To face the dilemma, since 1990 the charitable organisation "Jugendhilfe Ostafrika" is sponsoring bikes for social initiatives in East-Africa. Up to now more than 3.500 local type of bikes have been sponsored mainly through private donations in Germany.

In East-Africa the bicycle is traditionally the most common means of transport. There is a system of bicycle taxis on minor roads and paths and within cities. The "boda-boda" (local name for the bike-taxis) take passengers on the extra-strong local made carrier or carry heavy loads to the market-place for business. Nurses and midwives carry their passengers "boda-boda"-like to the next hospital, which can be 20 km away. Rose: "What can you do, if someone is sick? People can't afford transport by car. They need their little money for treatment. If there is an emergency-case, you have to reach the patient in time, e.g. a woman delivering. The bicycle is the appropriate means on the narrow paths in the rural area."

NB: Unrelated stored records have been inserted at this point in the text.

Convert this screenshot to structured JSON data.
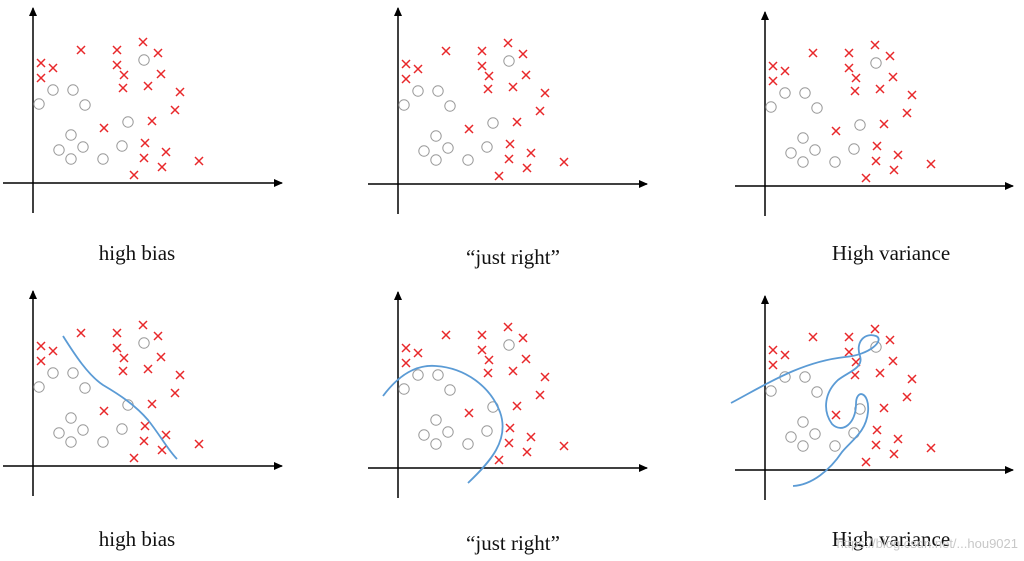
{
  "colors": {
    "axis": "#000000",
    "cross": "#e8282b",
    "circle": "#9a9a9a",
    "boundary": "#5b9bd5"
  },
  "marker_legend": {
    "cross": "positive-example",
    "circle": "negative-example"
  },
  "panels": [
    {
      "id": "r1c1",
      "caption": "high bias",
      "fit": "none"
    },
    {
      "id": "r1c2",
      "caption": "“just right”",
      "fit": "none"
    },
    {
      "id": "r1c3",
      "caption": "High variance",
      "fit": "none"
    },
    {
      "id": "r2c1",
      "caption": "high bias",
      "fit": "linear"
    },
    {
      "id": "r2c2",
      "caption": "“just right”",
      "fit": "smooth-curve"
    },
    {
      "id": "r2c3",
      "caption": "High variance",
      "fit": "overfit-curve"
    }
  ],
  "watermark": "https://blog.csdn.net/...hou9021"
}
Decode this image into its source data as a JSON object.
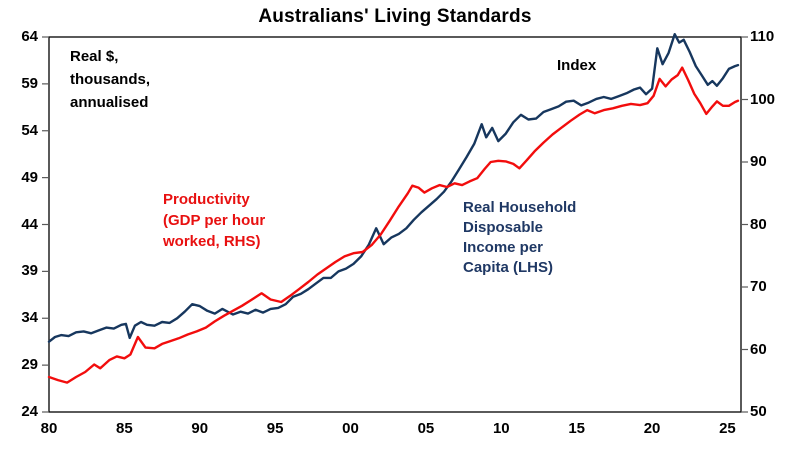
{
  "annotations": {
    "left_axis_note_lines": [
      "Real $,",
      "thousands,",
      "annualised"
    ],
    "index_label": "Index",
    "productivity_label_lines": [
      "Productivity",
      "(GDP per hour",
      "worked, RHS)"
    ],
    "income_label_lines": [
      "Real Household",
      "Disposable",
      "Income per",
      "Capita (LHS)"
    ]
  },
  "colors": {
    "income_line": "#17375e",
    "income_text": "#1f3864",
    "productivity_line": "#f20d0d",
    "productivity_text": "#e81010",
    "axis": "#000000",
    "tick_mark": "#595959"
  },
  "chart_data": {
    "type": "line",
    "title": "Australians' Living Standards",
    "x_axis": {
      "tick_labels": [
        "80",
        "85",
        "90",
        "95",
        "00",
        "05",
        "10",
        "15",
        "20",
        "25"
      ],
      "tick_values": [
        1980,
        1985,
        1990,
        1995,
        2000,
        2005,
        2010,
        2015,
        2020,
        2025
      ],
      "range": [
        1980,
        2025.9
      ]
    },
    "left_axis": {
      "title": "Real $, thousands, annualised",
      "tick_values": [
        64,
        59,
        54,
        49,
        44,
        39,
        34,
        29,
        24
      ],
      "range": [
        24,
        64
      ]
    },
    "right_axis": {
      "title": "Index",
      "tick_values": [
        110,
        100,
        90,
        80,
        70,
        60,
        50
      ],
      "range": [
        50,
        110
      ]
    },
    "legend": "none",
    "grid": false,
    "series": [
      {
        "id": "income",
        "name": "Real Household Disposable Income per Capita (LHS)",
        "axis": "left",
        "color": "#17375e",
        "points": [
          [
            1980.0,
            31.5
          ],
          [
            1980.4,
            32.0
          ],
          [
            1980.8,
            32.2
          ],
          [
            1981.3,
            32.1
          ],
          [
            1981.8,
            32.5
          ],
          [
            1982.3,
            32.6
          ],
          [
            1982.8,
            32.4
          ],
          [
            1983.3,
            32.7
          ],
          [
            1983.8,
            33.0
          ],
          [
            1984.3,
            32.9
          ],
          [
            1984.8,
            33.3
          ],
          [
            1985.1,
            33.4
          ],
          [
            1985.35,
            31.9
          ],
          [
            1985.7,
            33.2
          ],
          [
            1986.1,
            33.6
          ],
          [
            1986.5,
            33.3
          ],
          [
            1987.0,
            33.2
          ],
          [
            1987.5,
            33.6
          ],
          [
            1988.0,
            33.5
          ],
          [
            1988.5,
            34.0
          ],
          [
            1989.0,
            34.7
          ],
          [
            1989.5,
            35.5
          ],
          [
            1990.0,
            35.3
          ],
          [
            1990.5,
            34.8
          ],
          [
            1991.0,
            34.5
          ],
          [
            1991.5,
            35.0
          ],
          [
            1992.2,
            34.4
          ],
          [
            1992.7,
            34.7
          ],
          [
            1993.2,
            34.5
          ],
          [
            1993.7,
            34.9
          ],
          [
            1994.2,
            34.6
          ],
          [
            1994.7,
            35.0
          ],
          [
            1995.2,
            35.1
          ],
          [
            1995.7,
            35.5
          ],
          [
            1996.2,
            36.3
          ],
          [
            1996.7,
            36.6
          ],
          [
            1997.2,
            37.1
          ],
          [
            1997.7,
            37.7
          ],
          [
            1998.2,
            38.3
          ],
          [
            1998.7,
            38.3
          ],
          [
            1999.2,
            39.0
          ],
          [
            1999.7,
            39.3
          ],
          [
            2000.2,
            39.8
          ],
          [
            2000.7,
            40.6
          ],
          [
            2001.2,
            41.8
          ],
          [
            2001.7,
            43.6
          ],
          [
            2002.2,
            41.9
          ],
          [
            2002.7,
            42.6
          ],
          [
            2003.2,
            43.0
          ],
          [
            2003.7,
            43.6
          ],
          [
            2004.2,
            44.5
          ],
          [
            2004.7,
            45.3
          ],
          [
            2005.2,
            46.0
          ],
          [
            2005.7,
            46.7
          ],
          [
            2006.2,
            47.5
          ],
          [
            2006.7,
            48.6
          ],
          [
            2007.2,
            49.9
          ],
          [
            2007.7,
            51.2
          ],
          [
            2008.2,
            52.6
          ],
          [
            2008.7,
            54.7
          ],
          [
            2009.0,
            53.3
          ],
          [
            2009.4,
            54.3
          ],
          [
            2009.8,
            52.9
          ],
          [
            2010.3,
            53.7
          ],
          [
            2010.8,
            54.9
          ],
          [
            2011.3,
            55.7
          ],
          [
            2011.8,
            55.2
          ],
          [
            2012.3,
            55.3
          ],
          [
            2012.8,
            56.0
          ],
          [
            2013.3,
            56.3
          ],
          [
            2013.8,
            56.6
          ],
          [
            2014.3,
            57.1
          ],
          [
            2014.8,
            57.2
          ],
          [
            2015.3,
            56.7
          ],
          [
            2015.8,
            57.0
          ],
          [
            2016.3,
            57.4
          ],
          [
            2016.8,
            57.6
          ],
          [
            2017.3,
            57.4
          ],
          [
            2017.8,
            57.7
          ],
          [
            2018.3,
            58.0
          ],
          [
            2018.8,
            58.4
          ],
          [
            2019.2,
            58.6
          ],
          [
            2019.6,
            57.9
          ],
          [
            2020.0,
            58.5
          ],
          [
            2020.35,
            62.8
          ],
          [
            2020.7,
            61.1
          ],
          [
            2021.1,
            62.3
          ],
          [
            2021.5,
            64.3
          ],
          [
            2021.8,
            63.4
          ],
          [
            2022.1,
            63.7
          ],
          [
            2022.5,
            62.4
          ],
          [
            2022.9,
            60.9
          ],
          [
            2023.3,
            59.9
          ],
          [
            2023.7,
            58.9
          ],
          [
            2024.0,
            59.3
          ],
          [
            2024.3,
            58.8
          ],
          [
            2024.7,
            59.6
          ],
          [
            2025.1,
            60.6
          ],
          [
            2025.5,
            60.9
          ],
          [
            2025.7,
            61.0
          ]
        ]
      },
      {
        "id": "productivity",
        "name": "Productivity (GDP per hour worked, RHS)",
        "axis": "right",
        "color": "#f20d0d",
        "points": [
          [
            1980.0,
            55.6
          ],
          [
            1980.6,
            55.1
          ],
          [
            1981.2,
            54.7
          ],
          [
            1981.8,
            55.6
          ],
          [
            1982.4,
            56.4
          ],
          [
            1983.0,
            57.6
          ],
          [
            1983.4,
            57.0
          ],
          [
            1984.0,
            58.3
          ],
          [
            1984.5,
            58.9
          ],
          [
            1985.0,
            58.6
          ],
          [
            1985.4,
            59.2
          ],
          [
            1985.9,
            62.0
          ],
          [
            1986.4,
            60.3
          ],
          [
            1987.0,
            60.2
          ],
          [
            1987.5,
            60.9
          ],
          [
            1988.0,
            61.3
          ],
          [
            1988.6,
            61.8
          ],
          [
            1989.2,
            62.4
          ],
          [
            1989.8,
            62.9
          ],
          [
            1990.4,
            63.5
          ],
          [
            1991.0,
            64.5
          ],
          [
            1991.6,
            65.4
          ],
          [
            1992.2,
            66.2
          ],
          [
            1992.8,
            67.0
          ],
          [
            1993.4,
            67.9
          ],
          [
            1994.1,
            69.0
          ],
          [
            1994.7,
            68.0
          ],
          [
            1995.4,
            67.6
          ],
          [
            1996.0,
            68.6
          ],
          [
            1996.6,
            69.7
          ],
          [
            1997.2,
            70.8
          ],
          [
            1997.8,
            72.0
          ],
          [
            1998.4,
            73.0
          ],
          [
            1999.0,
            74.0
          ],
          [
            1999.6,
            74.9
          ],
          [
            2000.2,
            75.4
          ],
          [
            2000.8,
            75.6
          ],
          [
            2001.4,
            76.7
          ],
          [
            2002.0,
            78.4
          ],
          [
            2002.6,
            80.6
          ],
          [
            2003.2,
            82.9
          ],
          [
            2003.8,
            85.0
          ],
          [
            2004.1,
            86.2
          ],
          [
            2004.5,
            85.9
          ],
          [
            2004.9,
            85.1
          ],
          [
            2005.4,
            85.8
          ],
          [
            2005.9,
            86.3
          ],
          [
            2006.4,
            86.0
          ],
          [
            2006.9,
            86.6
          ],
          [
            2007.4,
            86.3
          ],
          [
            2007.9,
            86.9
          ],
          [
            2008.4,
            87.4
          ],
          [
            2008.9,
            88.9
          ],
          [
            2009.3,
            90.0
          ],
          [
            2009.8,
            90.2
          ],
          [
            2010.3,
            90.1
          ],
          [
            2010.8,
            89.7
          ],
          [
            2011.2,
            89.0
          ],
          [
            2011.7,
            90.3
          ],
          [
            2012.2,
            91.7
          ],
          [
            2012.8,
            93.1
          ],
          [
            2013.4,
            94.4
          ],
          [
            2014.0,
            95.5
          ],
          [
            2014.6,
            96.6
          ],
          [
            2015.2,
            97.6
          ],
          [
            2015.7,
            98.3
          ],
          [
            2016.2,
            97.8
          ],
          [
            2016.8,
            98.3
          ],
          [
            2017.4,
            98.6
          ],
          [
            2018.0,
            99.0
          ],
          [
            2018.6,
            99.3
          ],
          [
            2019.2,
            99.1
          ],
          [
            2019.7,
            99.4
          ],
          [
            2020.1,
            100.6
          ],
          [
            2020.5,
            103.3
          ],
          [
            2020.9,
            102.1
          ],
          [
            2021.3,
            103.2
          ],
          [
            2021.7,
            103.9
          ],
          [
            2022.0,
            105.1
          ],
          [
            2022.4,
            103.1
          ],
          [
            2022.8,
            100.9
          ],
          [
            2023.2,
            99.4
          ],
          [
            2023.6,
            97.7
          ],
          [
            2024.0,
            98.9
          ],
          [
            2024.3,
            99.7
          ],
          [
            2024.7,
            99.0
          ],
          [
            2025.1,
            99.0
          ],
          [
            2025.5,
            99.6
          ],
          [
            2025.7,
            99.8
          ]
        ]
      }
    ]
  }
}
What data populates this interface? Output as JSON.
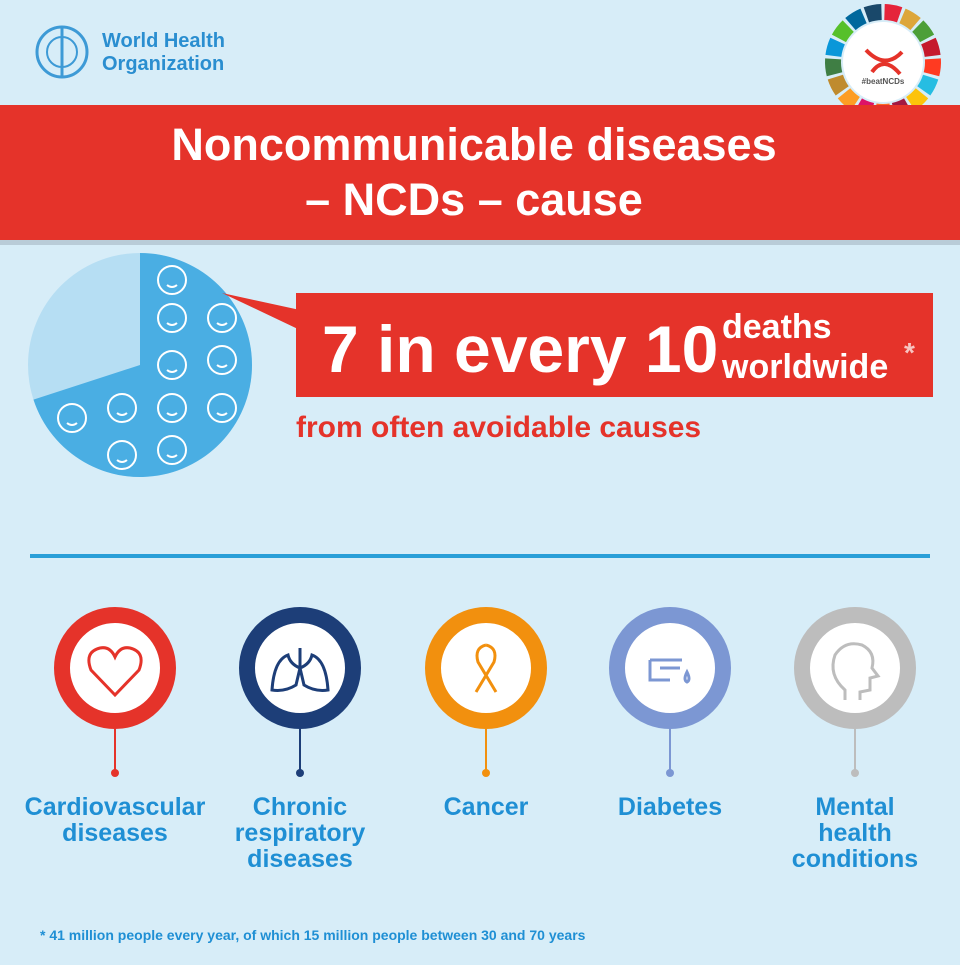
{
  "logo": {
    "lines": [
      "World Health",
      "Organization"
    ]
  },
  "badge": {
    "text": "#beatNCDs"
  },
  "banner": {
    "lines": [
      "Noncommunicable diseases",
      "– NCDs – cause"
    ]
  },
  "headline": {
    "main": "7 in every 10",
    "side": [
      "deaths",
      "worldwide"
    ],
    "mark": "*"
  },
  "pie": {
    "filled": 7,
    "total": 10
  },
  "subtitle": "from often avoidable causes",
  "causes": [
    {
      "lines": [
        "Cardiovascular",
        "diseases"
      ]
    },
    {
      "lines": [
        "Chronic",
        "respiratory",
        "diseases"
      ]
    },
    {
      "lines": [
        "Cancer"
      ]
    },
    {
      "lines": [
        "Diabetes"
      ]
    },
    {
      "lines": [
        "Mental",
        "health",
        "conditions"
      ]
    }
  ],
  "footnote": "* 41 million people every year, of which 15 million people between 30 and 70 years"
}
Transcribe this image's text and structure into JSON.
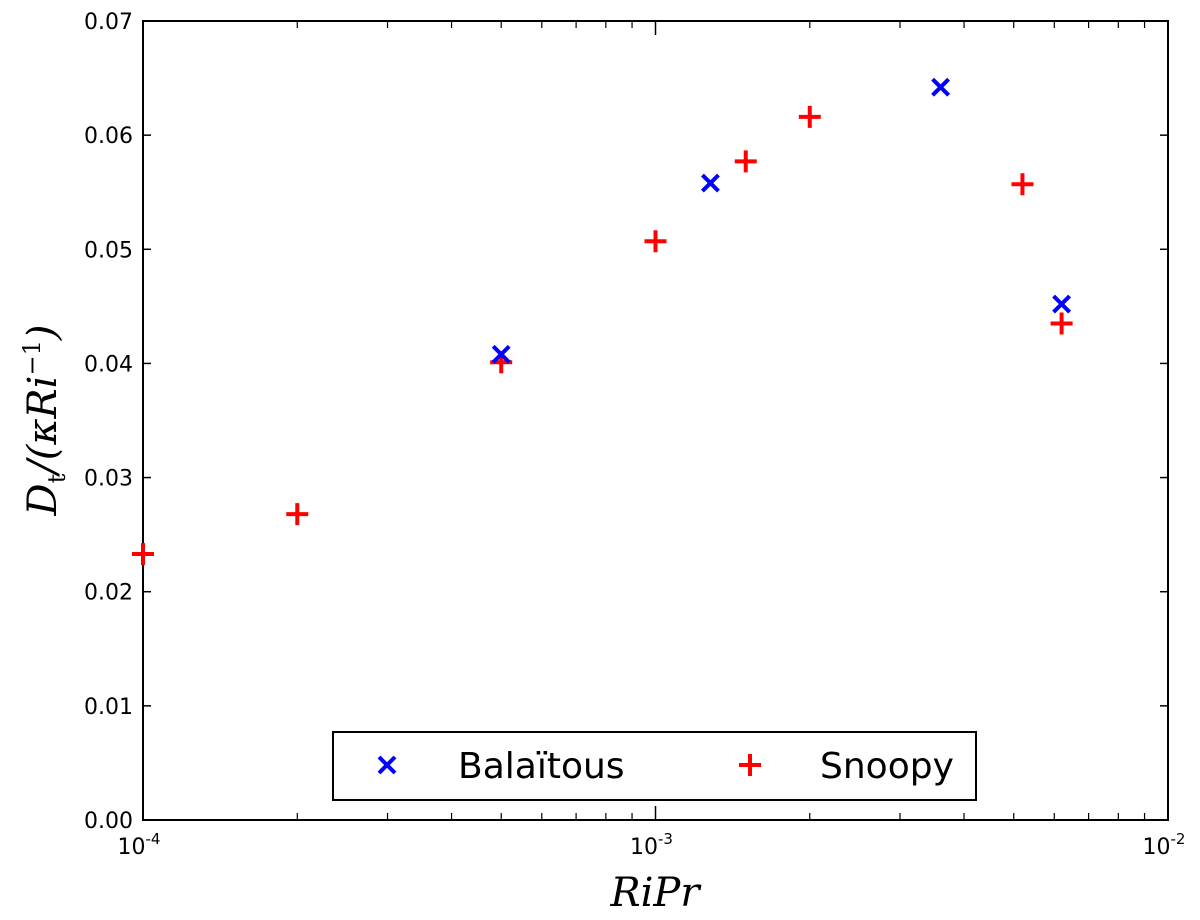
{
  "chart_data": {
    "type": "scatter",
    "xscale": "log",
    "xlim": [
      0.0001,
      0.01
    ],
    "ylim": [
      0.0,
      0.07
    ],
    "x_ticks": [
      {
        "value": 0.0001,
        "base": "10",
        "exp": "-4"
      },
      {
        "value": 0.001,
        "base": "10",
        "exp": "-3"
      },
      {
        "value": 0.01,
        "base": "10",
        "exp": "-2"
      }
    ],
    "y_ticks": [
      "0.00",
      "0.01",
      "0.02",
      "0.03",
      "0.04",
      "0.05",
      "0.06",
      "0.07"
    ],
    "xlabel": "RiPr",
    "ylabel_parts": {
      "main": "D",
      "sub": "t",
      "rest": "/(κRi",
      "sup": "−1",
      "close": ")"
    },
    "grid": false,
    "legend_position": "bottom-center",
    "series": [
      {
        "name": "Balaïtous",
        "marker": "x",
        "color": "#0000ff",
        "points": [
          {
            "x": 0.0005,
            "y": 0.0408
          },
          {
            "x": 0.00128,
            "y": 0.0558
          },
          {
            "x": 0.0036,
            "y": 0.0642
          },
          {
            "x": 0.0062,
            "y": 0.0452
          }
        ]
      },
      {
        "name": "Snoopy",
        "marker": "+",
        "color": "#ff0000",
        "points": [
          {
            "x": 0.0001,
            "y": 0.0233
          },
          {
            "x": 0.0002,
            "y": 0.0268
          },
          {
            "x": 0.0005,
            "y": 0.0401
          },
          {
            "x": 0.001,
            "y": 0.0507
          },
          {
            "x": 0.0015,
            "y": 0.0577
          },
          {
            "x": 0.002,
            "y": 0.0616
          },
          {
            "x": 0.0052,
            "y": 0.0557
          },
          {
            "x": 0.0062,
            "y": 0.0435
          }
        ]
      }
    ]
  }
}
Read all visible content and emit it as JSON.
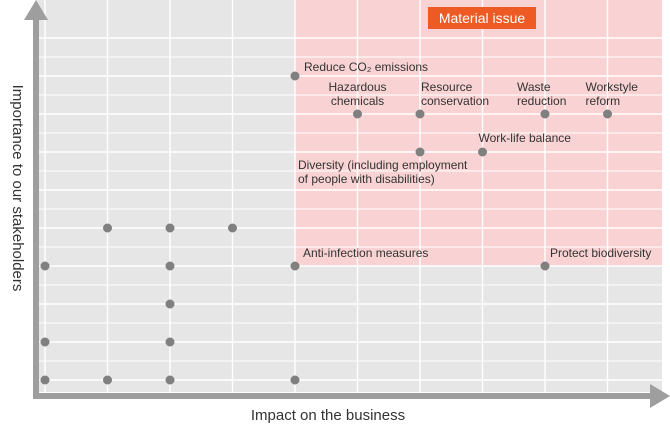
{
  "chart_data": {
    "type": "scatter",
    "title": "",
    "xlabel": "Impact on the business",
    "ylabel": "Importance to our stakeholders",
    "xlim": [
      0,
      10
    ],
    "ylim": [
      0,
      9
    ],
    "grid": true,
    "region": {
      "label": "Material issue",
      "x_from": 4,
      "y_from": 3
    },
    "colors": {
      "background": "#e6e6e6",
      "region": "#f9d3d3",
      "grid": "#ffffff",
      "badge": "#ee5a24",
      "point": "#808080",
      "axis": "#9e9e9e"
    },
    "points": [
      {
        "x": 4,
        "y": 8,
        "label": "Reduce CO₂ emissions"
      },
      {
        "x": 5,
        "y": 7,
        "label": "Hazardous\nchemicals"
      },
      {
        "x": 6,
        "y": 7,
        "label": "Resource\nconservation"
      },
      {
        "x": 8,
        "y": 7,
        "label": "Waste\nreduction"
      },
      {
        "x": 9,
        "y": 7,
        "label": "Workstyle\nreform"
      },
      {
        "x": 7,
        "y": 6,
        "label": "Work-life balance"
      },
      {
        "x": 6,
        "y": 6,
        "label": "Diversity (including employment\nof people with disabilities)"
      },
      {
        "x": 4,
        "y": 3,
        "label": "Anti-infection measures"
      },
      {
        "x": 8,
        "y": 3,
        "label": "Protect biodiversity"
      },
      {
        "x": 1,
        "y": 4,
        "label": ""
      },
      {
        "x": 2,
        "y": 4,
        "label": ""
      },
      {
        "x": 3,
        "y": 4,
        "label": ""
      },
      {
        "x": 0,
        "y": 3,
        "label": ""
      },
      {
        "x": 2,
        "y": 3,
        "label": ""
      },
      {
        "x": 2,
        "y": 2,
        "label": ""
      },
      {
        "x": 0,
        "y": 1,
        "label": ""
      },
      {
        "x": 2,
        "y": 1,
        "label": ""
      },
      {
        "x": 0,
        "y": 0,
        "label": ""
      },
      {
        "x": 1,
        "y": 0,
        "label": ""
      },
      {
        "x": 2,
        "y": 0,
        "label": ""
      },
      {
        "x": 4,
        "y": 0,
        "label": ""
      }
    ]
  }
}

The experience that motorised transport is not affordable and unsuitable in many rural areas has procuced the idea of subsidising bicycles for the rural poor as they are expensive in retail. Chairwoman of the German-based organisation, Adelheid Schulte-Bocholt: "We subsidise the local type of bicycles, we don't want to import sophisticated technology which results in lack of spare-parts. The western type of bicycle consists of a variety of different parts compared to the indian oder chinese type. The spares of the latter are even similar. We also don't want Africans to receive second-hand goods again." For fixing the CKD (completely knocked down)-bicycles, the partner-organisation in Uganda has got a bicycle-workshop, which is also a training-centre for youths in assembling and maintenance of bicycles.


Richard Kisamadu, the coordinator of the project in Uganda: "Governmental and big private donor-agencies smile about our work, but the idea seems to spread. Even the German Technical Cooperation GTZ and other big ones have applied for subsidised bikes here. But I am realistic, it is difficult to avoid the same mistakes in terms of pollution and environmental destrucion you have made in the industrialised countries. I have been in Europe and I have witnessed the aftermath of motorisation. It is affecting the social relations and promotes selfishness in society."